With users’ consent we process their traffic data, location data and data regarding the device used in order to prepare even more appropriate products and services of Telenor (see also item 24.3: We process users’ personal data in order to prepare appropriate offers for them).

With users’ consent we process their traffic data, location data and data regarding the device used when carrying out studies of their satisfaction with Telenor’s products and services (see also item 24.2: We process users’ personal data in order to study customers’ satisfaction with Telenor’s products and services).

In the event that a user has stated his/her refusal to receive direct marketing messages or calls with such use’s subsequent consent Telenor may resume the processing of personal data in order to send such messages or calls (see also item 24.4: We process users’ personal data when carrying out direct marketing).

With users’ consent Telenor processes their personal data (including data regarding personal identification number [EGN]) for the purpose of performance of a credit assessment where the users want to get a device on hire purchase or at a preferential price with a subscription plan. Such consent is voluntary. In the event that a user refuses to have a credit assessment made of him/her (s)he can purchase the desired device at its price in cash, without subscription.

With users’ consent Telenor processes data regarding their personal identification number [EGN], by making them available to third parties for the purposes of out-of-court collection of liabilities payable to Telenor.

With users’ consent their data may be included in telephone directories published by Telenor in accordance with Telenor’s General Terms and Conditions.

To conclude a contract with Telenor, or to register a prepaid card, the user needs to provide his/her personal data. Provision of such data allows us to identify the respective user as a party to the contract and as a holder of the rights/obligations thereunder.
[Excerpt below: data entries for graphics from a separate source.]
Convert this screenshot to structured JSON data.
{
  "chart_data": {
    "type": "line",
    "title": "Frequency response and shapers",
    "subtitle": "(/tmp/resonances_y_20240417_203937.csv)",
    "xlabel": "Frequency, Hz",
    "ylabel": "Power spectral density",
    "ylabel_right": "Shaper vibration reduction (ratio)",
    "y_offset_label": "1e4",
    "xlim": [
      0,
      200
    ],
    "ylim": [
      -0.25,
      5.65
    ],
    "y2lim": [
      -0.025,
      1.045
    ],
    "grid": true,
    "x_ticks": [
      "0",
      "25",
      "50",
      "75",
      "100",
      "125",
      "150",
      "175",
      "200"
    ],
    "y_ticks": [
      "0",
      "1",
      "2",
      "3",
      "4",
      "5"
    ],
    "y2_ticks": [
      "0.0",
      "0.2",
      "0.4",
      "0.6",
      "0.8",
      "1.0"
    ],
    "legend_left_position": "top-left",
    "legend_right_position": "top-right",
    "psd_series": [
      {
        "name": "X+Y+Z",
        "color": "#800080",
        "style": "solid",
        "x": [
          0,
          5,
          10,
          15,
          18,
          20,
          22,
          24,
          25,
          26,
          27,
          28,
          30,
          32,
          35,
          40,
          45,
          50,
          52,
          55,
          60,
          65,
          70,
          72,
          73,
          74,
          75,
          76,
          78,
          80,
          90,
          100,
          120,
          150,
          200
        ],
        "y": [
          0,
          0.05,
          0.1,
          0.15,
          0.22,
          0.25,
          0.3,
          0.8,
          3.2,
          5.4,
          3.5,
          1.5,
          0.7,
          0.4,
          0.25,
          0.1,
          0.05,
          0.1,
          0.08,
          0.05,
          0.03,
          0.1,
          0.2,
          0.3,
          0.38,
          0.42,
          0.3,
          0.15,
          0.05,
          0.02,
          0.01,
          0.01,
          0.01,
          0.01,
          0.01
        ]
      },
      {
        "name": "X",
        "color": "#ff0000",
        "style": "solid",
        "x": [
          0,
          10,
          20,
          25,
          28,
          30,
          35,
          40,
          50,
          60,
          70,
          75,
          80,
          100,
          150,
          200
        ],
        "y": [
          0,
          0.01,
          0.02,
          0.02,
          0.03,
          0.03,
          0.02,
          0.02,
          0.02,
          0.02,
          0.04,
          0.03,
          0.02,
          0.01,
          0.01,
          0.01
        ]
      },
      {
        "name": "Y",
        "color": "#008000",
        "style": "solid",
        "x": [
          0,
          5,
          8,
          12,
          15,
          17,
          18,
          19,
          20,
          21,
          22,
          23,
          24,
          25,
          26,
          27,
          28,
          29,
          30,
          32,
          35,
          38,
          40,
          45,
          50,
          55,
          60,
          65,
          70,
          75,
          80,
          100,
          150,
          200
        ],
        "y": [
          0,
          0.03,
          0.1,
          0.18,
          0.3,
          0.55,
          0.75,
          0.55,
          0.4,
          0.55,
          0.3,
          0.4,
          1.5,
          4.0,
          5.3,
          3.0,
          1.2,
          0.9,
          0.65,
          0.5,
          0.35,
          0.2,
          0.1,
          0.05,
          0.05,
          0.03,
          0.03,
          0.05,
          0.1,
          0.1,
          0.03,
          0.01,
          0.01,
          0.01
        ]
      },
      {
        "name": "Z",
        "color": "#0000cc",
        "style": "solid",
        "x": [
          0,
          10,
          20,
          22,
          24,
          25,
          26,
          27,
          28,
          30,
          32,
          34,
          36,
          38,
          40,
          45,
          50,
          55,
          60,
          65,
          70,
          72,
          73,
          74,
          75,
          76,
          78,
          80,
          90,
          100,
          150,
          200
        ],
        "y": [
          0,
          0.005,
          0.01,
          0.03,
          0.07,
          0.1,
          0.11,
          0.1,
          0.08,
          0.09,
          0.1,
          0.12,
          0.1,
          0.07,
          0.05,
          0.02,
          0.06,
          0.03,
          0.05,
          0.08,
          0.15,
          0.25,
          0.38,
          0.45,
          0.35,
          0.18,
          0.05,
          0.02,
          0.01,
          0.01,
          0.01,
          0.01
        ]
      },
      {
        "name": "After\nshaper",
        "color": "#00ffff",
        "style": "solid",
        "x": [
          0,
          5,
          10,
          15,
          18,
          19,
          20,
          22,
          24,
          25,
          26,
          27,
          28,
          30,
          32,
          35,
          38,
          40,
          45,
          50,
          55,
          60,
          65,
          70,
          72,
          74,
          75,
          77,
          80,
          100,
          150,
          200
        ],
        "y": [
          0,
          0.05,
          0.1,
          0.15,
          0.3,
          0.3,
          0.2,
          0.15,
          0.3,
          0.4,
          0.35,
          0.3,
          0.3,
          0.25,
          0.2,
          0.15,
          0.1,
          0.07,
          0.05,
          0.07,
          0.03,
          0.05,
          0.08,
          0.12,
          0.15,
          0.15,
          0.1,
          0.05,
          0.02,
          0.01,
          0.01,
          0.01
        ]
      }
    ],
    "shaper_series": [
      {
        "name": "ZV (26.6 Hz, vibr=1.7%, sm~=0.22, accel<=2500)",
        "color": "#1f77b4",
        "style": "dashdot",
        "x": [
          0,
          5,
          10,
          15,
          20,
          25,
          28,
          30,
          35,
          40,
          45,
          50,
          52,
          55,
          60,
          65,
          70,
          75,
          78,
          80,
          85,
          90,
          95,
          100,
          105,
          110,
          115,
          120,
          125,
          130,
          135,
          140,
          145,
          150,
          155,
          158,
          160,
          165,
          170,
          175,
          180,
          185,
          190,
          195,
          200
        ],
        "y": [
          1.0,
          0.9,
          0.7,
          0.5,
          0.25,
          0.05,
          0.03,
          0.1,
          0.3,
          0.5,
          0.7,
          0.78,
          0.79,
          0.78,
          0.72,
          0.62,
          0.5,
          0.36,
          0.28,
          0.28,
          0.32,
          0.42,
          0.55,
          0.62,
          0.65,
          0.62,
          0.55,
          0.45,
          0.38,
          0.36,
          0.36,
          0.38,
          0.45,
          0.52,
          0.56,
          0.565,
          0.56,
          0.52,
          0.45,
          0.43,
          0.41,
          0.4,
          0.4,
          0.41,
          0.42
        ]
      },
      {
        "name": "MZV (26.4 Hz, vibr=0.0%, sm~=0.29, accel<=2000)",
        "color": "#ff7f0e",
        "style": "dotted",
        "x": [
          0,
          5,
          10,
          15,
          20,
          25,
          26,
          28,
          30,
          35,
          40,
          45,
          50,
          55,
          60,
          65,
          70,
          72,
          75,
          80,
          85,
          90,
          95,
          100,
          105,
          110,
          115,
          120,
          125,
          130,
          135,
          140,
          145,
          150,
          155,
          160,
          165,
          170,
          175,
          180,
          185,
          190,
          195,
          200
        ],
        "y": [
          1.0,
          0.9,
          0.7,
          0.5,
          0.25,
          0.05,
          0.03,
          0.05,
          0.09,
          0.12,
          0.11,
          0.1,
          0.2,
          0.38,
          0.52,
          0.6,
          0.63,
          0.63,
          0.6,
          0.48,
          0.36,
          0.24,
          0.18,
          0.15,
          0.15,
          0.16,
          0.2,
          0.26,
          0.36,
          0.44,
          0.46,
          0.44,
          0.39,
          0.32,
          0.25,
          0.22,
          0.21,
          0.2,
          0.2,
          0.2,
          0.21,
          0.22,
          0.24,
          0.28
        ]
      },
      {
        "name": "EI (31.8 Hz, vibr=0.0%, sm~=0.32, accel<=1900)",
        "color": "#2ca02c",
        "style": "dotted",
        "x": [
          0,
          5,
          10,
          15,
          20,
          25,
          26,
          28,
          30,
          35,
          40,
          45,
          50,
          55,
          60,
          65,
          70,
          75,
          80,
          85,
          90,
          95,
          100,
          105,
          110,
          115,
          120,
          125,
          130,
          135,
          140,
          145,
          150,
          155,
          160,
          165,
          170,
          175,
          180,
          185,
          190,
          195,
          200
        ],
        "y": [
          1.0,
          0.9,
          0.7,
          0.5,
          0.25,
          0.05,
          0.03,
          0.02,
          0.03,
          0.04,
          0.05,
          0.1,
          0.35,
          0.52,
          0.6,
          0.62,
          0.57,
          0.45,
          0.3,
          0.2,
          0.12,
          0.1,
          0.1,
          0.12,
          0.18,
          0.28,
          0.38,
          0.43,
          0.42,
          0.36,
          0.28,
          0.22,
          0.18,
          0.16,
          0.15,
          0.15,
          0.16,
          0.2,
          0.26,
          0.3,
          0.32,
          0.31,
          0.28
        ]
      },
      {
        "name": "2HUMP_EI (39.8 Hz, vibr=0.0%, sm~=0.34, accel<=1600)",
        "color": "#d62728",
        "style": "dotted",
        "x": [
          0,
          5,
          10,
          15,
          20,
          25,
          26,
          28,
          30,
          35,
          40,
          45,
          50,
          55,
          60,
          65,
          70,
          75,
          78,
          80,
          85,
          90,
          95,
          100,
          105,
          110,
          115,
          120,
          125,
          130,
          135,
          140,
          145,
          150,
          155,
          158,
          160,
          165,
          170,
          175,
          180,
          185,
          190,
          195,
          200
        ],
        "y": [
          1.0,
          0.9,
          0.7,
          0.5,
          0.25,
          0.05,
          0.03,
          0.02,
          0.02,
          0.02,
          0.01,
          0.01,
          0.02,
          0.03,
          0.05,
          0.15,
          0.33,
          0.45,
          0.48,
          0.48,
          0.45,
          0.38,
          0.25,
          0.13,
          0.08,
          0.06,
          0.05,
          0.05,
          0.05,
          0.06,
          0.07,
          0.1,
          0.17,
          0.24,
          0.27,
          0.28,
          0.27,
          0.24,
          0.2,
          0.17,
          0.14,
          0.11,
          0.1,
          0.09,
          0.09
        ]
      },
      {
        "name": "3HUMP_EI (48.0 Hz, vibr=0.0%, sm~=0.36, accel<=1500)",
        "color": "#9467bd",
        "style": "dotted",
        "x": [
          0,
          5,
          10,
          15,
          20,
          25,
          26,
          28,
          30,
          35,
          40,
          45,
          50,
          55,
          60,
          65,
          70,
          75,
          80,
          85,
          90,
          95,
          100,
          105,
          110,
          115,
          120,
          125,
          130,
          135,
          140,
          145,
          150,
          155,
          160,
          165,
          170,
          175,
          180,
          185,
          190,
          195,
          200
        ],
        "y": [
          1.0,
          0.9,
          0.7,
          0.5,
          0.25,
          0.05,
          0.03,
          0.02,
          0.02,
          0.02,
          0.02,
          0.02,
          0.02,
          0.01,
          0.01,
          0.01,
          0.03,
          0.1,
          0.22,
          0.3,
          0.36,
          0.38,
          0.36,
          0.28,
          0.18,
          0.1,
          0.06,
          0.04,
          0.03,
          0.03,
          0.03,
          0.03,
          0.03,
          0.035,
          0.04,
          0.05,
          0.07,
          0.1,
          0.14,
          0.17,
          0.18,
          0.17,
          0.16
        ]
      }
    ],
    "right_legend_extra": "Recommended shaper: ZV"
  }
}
User’s full name, personal identification number [EGN] and address are part of the minimum content of each contract for mobile or landline services (the application for registration of a prepaid card, respectively), according to the requirements of the Electronic Communications Act. In case that a user refuses to provide them Telenor will be unable to conclude a contract or to register a prepaid card.

In the process of conclusion of contracts data regarding user’s identity papers are also being processed in order to check the validity of the same as the purpose of such check is to prevent possible attempts to commit fraud and/or abuse of personal data.